По крайней мере, мне удалось поговорить с Энди, лучшим корешем папы. Достойный человек, настоящий уиджи, бывший сварщик и пожизненный член коммунистической партии. Кожа на его костлявом лице полупрозрачная, желтая от курева.
– Ты возвращаешься в универ в сентябре, да, Марк?
– Да. Впрочем, мы с ребятами хотим поехать «Интеррейлом» в Европу, типа. А к тому времени работать на старой работе, столяром, надо же хоть пару шекелей в путешествие приберечь.
– Да, прекрасно быть молодым. Бери от жизни все, так тебе мой совет.
Девушка есть в универе?
Прежде чем дать ответ, я заметил, как отец насторожил уши.
– Лучше вообще без девок, или, по крайней мере, к Хейзел бы вернулся, – говорит он Энди, потом смотрит на меня и продолжает: – Чем она сейчас занимается, Марк?
– Товары в оконных витринах выставляет. В «Биннз», что в Ист-Энде, это универмаг такой, что-то типа того, – рассказываю я Энди.
Отца рожа расплывается в широченной крокодиловой улыбке. Если бы этот мудак только знал, что за отношения были у нас с Хейзел, то точно никогда не расспрашивал бы меня о ней. Ужасно Но это уже другая история. Какой-то парень с интересом разглядывает меня, потому что выгляжу я в полном соответствии со своими музыкальными предпочтениями. Мой период половой зрелости пришелся на глэм-рок, а летом я склонялся к панку. А потом как-то раз Билли застукал меня за тем, как я дрочил
И это тоже другая история.
Мы хорошо проводим время, и на улице все еще немного прохладно, когда мы подъезжаем к английской границе. Но когда мы проезжаем вблизи Йоркшира и дороги становятся меньше и хуже, начинает происходить что-то странное. Здесь повсюду полиция. Но вместо того, чтобы останавливать нас каждые два метра без всякого повода, как мы ожидали, они просто пропускают нас. Они даже любезно показывают нам путь до ближайшей деревни
– Что на хуй происходит? – Кричит один из ребят. – Где все пропускные пункты?
– Совместная охрана порядка, – смеется другой.
Отец окидывает взглядом улыбающихся ; один из них даже машет нам рукой и улыбается от уха до уха.
– Мне это не нравится. Это ... неправильно.
– Было бы неплохо, если бы нас не останавливали и на обратном пути вместе с этими штрейкбрехерами, – гну я свое.
– Надейся, надейся, – бурчит он себе под нос, а потом хмурит брови.– С которым это другом ты встречаешься?

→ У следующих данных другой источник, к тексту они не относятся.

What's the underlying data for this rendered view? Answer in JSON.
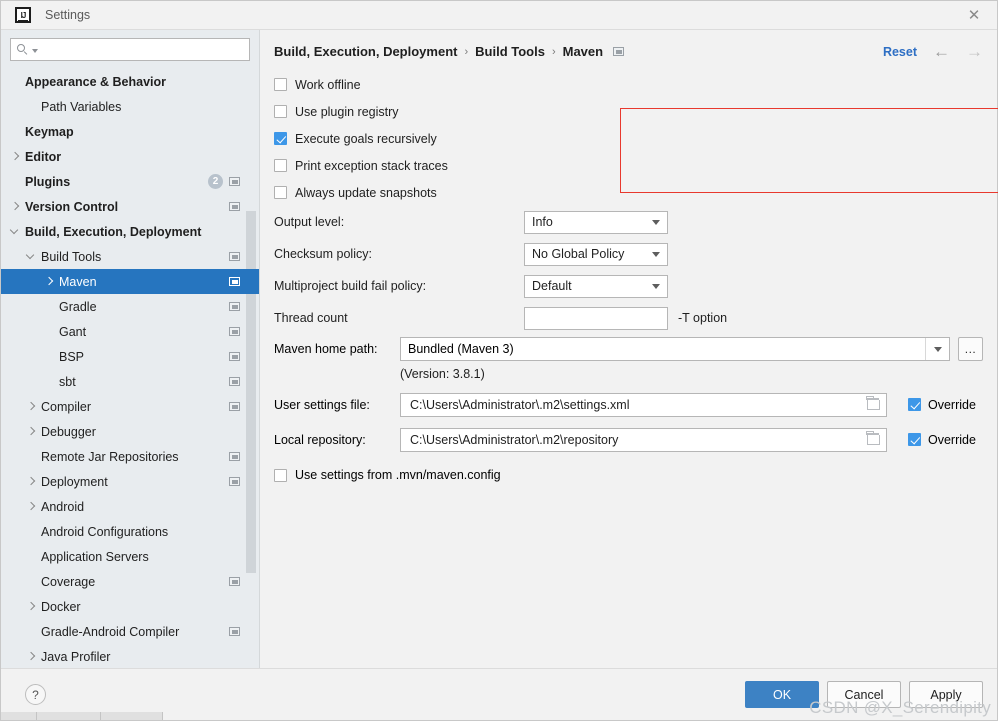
{
  "window": {
    "title": "Settings",
    "logo_text": "IJ",
    "close_label": "✕"
  },
  "sidebar": {
    "search": {
      "value": "",
      "placeholder": ""
    },
    "items": [
      {
        "label": "Appearance & Behavior",
        "indent": 0,
        "bold": true,
        "arrow": "none",
        "icon": false,
        "badge": null,
        "selected": false
      },
      {
        "label": "Path Variables",
        "indent": 1,
        "bold": false,
        "arrow": "none",
        "icon": false,
        "badge": null,
        "selected": false
      },
      {
        "label": "Keymap",
        "indent": 0,
        "bold": true,
        "arrow": "none",
        "icon": false,
        "badge": null,
        "selected": false
      },
      {
        "label": "Editor",
        "indent": 0,
        "bold": true,
        "arrow": "right",
        "icon": false,
        "badge": null,
        "selected": false
      },
      {
        "label": "Plugins",
        "indent": 0,
        "bold": true,
        "arrow": "none",
        "icon": true,
        "badge": "2",
        "selected": false
      },
      {
        "label": "Version Control",
        "indent": 0,
        "bold": true,
        "arrow": "right",
        "icon": true,
        "badge": null,
        "selected": false
      },
      {
        "label": "Build, Execution, Deployment",
        "indent": 0,
        "bold": true,
        "arrow": "down",
        "icon": false,
        "badge": null,
        "selected": false
      },
      {
        "label": "Build Tools",
        "indent": 1,
        "bold": false,
        "arrow": "down",
        "icon": true,
        "badge": null,
        "selected": false
      },
      {
        "label": "Maven",
        "indent": 2,
        "bold": false,
        "arrow": "right",
        "icon": true,
        "badge": null,
        "selected": true
      },
      {
        "label": "Gradle",
        "indent": 2,
        "bold": false,
        "arrow": "none",
        "icon": true,
        "badge": null,
        "selected": false
      },
      {
        "label": "Gant",
        "indent": 2,
        "bold": false,
        "arrow": "none",
        "icon": true,
        "badge": null,
        "selected": false
      },
      {
        "label": "BSP",
        "indent": 2,
        "bold": false,
        "arrow": "none",
        "icon": true,
        "badge": null,
        "selected": false
      },
      {
        "label": "sbt",
        "indent": 2,
        "bold": false,
        "arrow": "none",
        "icon": true,
        "badge": null,
        "selected": false
      },
      {
        "label": "Compiler",
        "indent": 1,
        "bold": false,
        "arrow": "right",
        "icon": true,
        "badge": null,
        "selected": false
      },
      {
        "label": "Debugger",
        "indent": 1,
        "bold": false,
        "arrow": "right",
        "icon": false,
        "badge": null,
        "selected": false
      },
      {
        "label": "Remote Jar Repositories",
        "indent": 1,
        "bold": false,
        "arrow": "none",
        "icon": true,
        "badge": null,
        "selected": false
      },
      {
        "label": "Deployment",
        "indent": 1,
        "bold": false,
        "arrow": "right",
        "icon": true,
        "badge": null,
        "selected": false
      },
      {
        "label": "Android",
        "indent": 1,
        "bold": false,
        "arrow": "right",
        "icon": false,
        "badge": null,
        "selected": false
      },
      {
        "label": "Android Configurations",
        "indent": 1,
        "bold": false,
        "arrow": "none",
        "icon": false,
        "badge": null,
        "selected": false
      },
      {
        "label": "Application Servers",
        "indent": 1,
        "bold": false,
        "arrow": "none",
        "icon": false,
        "badge": null,
        "selected": false
      },
      {
        "label": "Coverage",
        "indent": 1,
        "bold": false,
        "arrow": "none",
        "icon": true,
        "badge": null,
        "selected": false
      },
      {
        "label": "Docker",
        "indent": 1,
        "bold": false,
        "arrow": "right",
        "icon": false,
        "badge": null,
        "selected": false
      },
      {
        "label": "Gradle-Android Compiler",
        "indent": 1,
        "bold": false,
        "arrow": "none",
        "icon": true,
        "badge": null,
        "selected": false
      },
      {
        "label": "Java Profiler",
        "indent": 1,
        "bold": false,
        "arrow": "right",
        "icon": false,
        "badge": null,
        "selected": false
      }
    ]
  },
  "header": {
    "crumb1": "Build, Execution, Deployment",
    "crumb2": "Build Tools",
    "crumb3": "Maven",
    "separator": "›",
    "reset_label": "Reset",
    "back_arrow": "←",
    "forward_arrow": "→"
  },
  "main": {
    "checkboxes": [
      {
        "label": "Work offline",
        "checked": false
      },
      {
        "label": "Use plugin registry",
        "checked": false
      },
      {
        "label": "Execute goals recursively",
        "checked": true
      },
      {
        "label": "Print exception stack traces",
        "checked": false
      },
      {
        "label": "Always update snapshots",
        "checked": false
      }
    ],
    "output_level": {
      "label": "Output level:",
      "value": "Info"
    },
    "checksum_policy": {
      "label": "Checksum policy:",
      "value": "No Global Policy"
    },
    "multiproject_policy": {
      "label": "Multiproject build fail policy:",
      "value": "Default"
    },
    "thread_count": {
      "label": "Thread count",
      "value": "",
      "suffix": "-T option"
    },
    "maven_home": {
      "label": "Maven home path:",
      "value": "Bundled (Maven 3)",
      "browse_label": "...",
      "version_note": "(Version: 3.8.1)"
    },
    "user_settings": {
      "label": "User settings file:",
      "value": "C:\\Users\\Administrator\\.m2\\settings.xml",
      "override_label": "Override",
      "override_checked": true
    },
    "local_repository": {
      "label": "Local repository:",
      "value": "C:\\Users\\Administrator\\.m2\\repository",
      "override_label": "Override",
      "override_checked": true
    },
    "mvn_config": {
      "label": "Use settings from .mvn/maven.config",
      "checked": false
    },
    "highlight_color": "#e8392e"
  },
  "footer": {
    "help_label": "?",
    "ok_label": "OK",
    "cancel_label": "Cancel",
    "apply_label": "Apply",
    "watermark": "CSDN @X_Serendipity"
  },
  "colors": {
    "accent": "#2675bf",
    "primary_button": "#3d82c4",
    "checkbox_checked": "#3d97e8",
    "link": "#2e6fc4",
    "sidebar_bg": "#e8ecef"
  }
}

– Просто один из моих лондонских корешей, у которых я останавливался. Мы с ними вместе тусовали на Шепердз-Буш. Зовут – Никси. Нормальный парень.
– Еще один из грёбанных панков или рокеров, как вас там, готовиться об заклад!
– Не знаю, что он сейчас слушает, – отвечаю я. Меня это начинает раздражать.
Может он иногда изображать старого тупого мудака.
– Глупый рок, – смеется он вместе с друзьями – еще одна херня, которой он временно увлекся. Какие у тебя последние интересы? Видимо, ночные клубы и всевозможные такие тусовки? Ходите в «Казино Болтон», попиваете колу?
– «Казино Уиган», – поправляю я.
– Никакой разницы. Однажды могут и изменить название.
Энди с парой ребят присоединяются к отцу и начинают смеяться надо мной, но я просто терплю эти издевательства, потому спорить с этими сонными стариками о музыке нет никакого смысла. Я хочу сказать им, что Пресли и Леннон уже кормят червей и стоят только того, чтобы насрать на них, но это хорошее настроение, которое охватило весь автобус, убивает во мне всякое желание вступать в эту споры.
Понемногу, с помощью полиции, мы попадаем в село, и автобус останавливается на главной улице рядом с остальными автомобилями. Удивительно, хотя все еще рано, солнце только начало пригревать, а людей на улице становилось все больше и больше.
Старик отходит от таксофона, и по выражению на его морде я сразу вижу, каким дерьмовым был разговор – понятно, что не о хороших новостях.
– Что у тебя?
– Я ... – начинает он, а потом запинается и качает головой. – Твоя мать рассказала, что у малого была ужасная ночь. Пришлось давать ему кислород, много кислорода.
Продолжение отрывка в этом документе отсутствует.